Quantum chemical calculations were performed in the framework of density functional theory (DFT) with LDA and PBE-GGA functionals. To confirm the results, full geometry optimizations were performed with two codes: the projector-augmented-wave (PAW) approach and the conjugant gradient algorithm as implemented in vasp (Kresse G., Furthmüller J., Phys. Rev. B 1996, 54, 11169, Kresse G., Hafner J., J. Phys.: Condens. Matter 1994, 6 8245). Convergence is considered at differences in total energy less than 10−5 eV and maximum Hellmann-Feynmann forces of 10−4 eV/A. Additionally, the all-electron local orbital approach was applied with the Schlegel algorithm as implemented in the program CRYSTAL14 (Dovesi et al. CRYSTAL14 User's Manual. University of Torino: Torino, 2014. Dovesi, R. et al., Int. J. Quantum Chem., 2014, 114, 1287). Thereby, also the Grimme-d2 correction was used to account for dispersion (VdW) interactions.
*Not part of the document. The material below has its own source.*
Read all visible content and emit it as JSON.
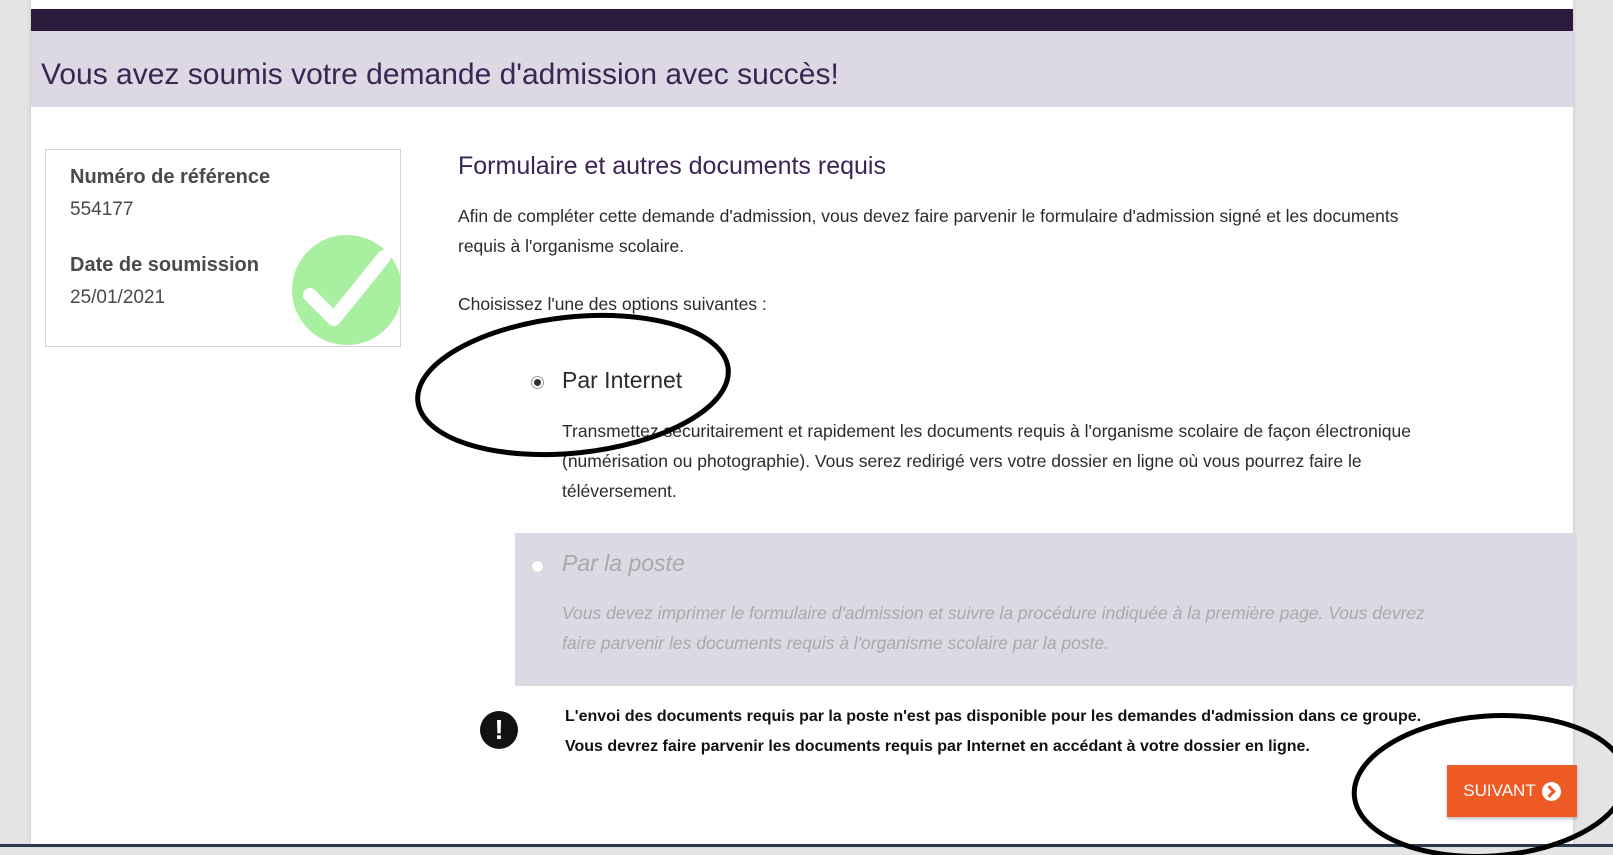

For bulk-SnIP a band gap of 1.22 eV was observed while a single, non-coordinated SnIP nano tube is characterized by only a slightly larger band gap of 1.29 eV. Due to the determined values SnIP is exactly located in the band gap range of classical semiconductors like Si (ca. 1.1 eV) or GaAs (1.4 eV).


The direct band gap was determined by diffuse reflectance spectroscopy (see FIG. 15) to 1.86 eV and the indirect one to 1.80 eV.


SnIP shows a room temperature photoluminescence with an luminescence maximum at 1.86 eV in perfect accordance to the value determined from diffuse reflectance measurements (FIG. 16).


Quantum chemical DFT calculations with the HSE06 functional (J. P. Perdew, Y. Wang, Accurate and simple analytic representation of the electron-gas correlation energy. Phys. Rev. B. 45, 13244-13249 (1992), V. Krukau, 0. A. Vydrov, A. F. Izmaylov, G. E. Scuseria. Influence of the exchange screening parameter on the performance of screened hybrid functionals. J. Chem. Phys. 125, 224106 (2006)), a more suitable functional for the determination of the electronic structure (band structure), resulted in a direct band gap of 1.79 eV, in perfect accordance to the measured value.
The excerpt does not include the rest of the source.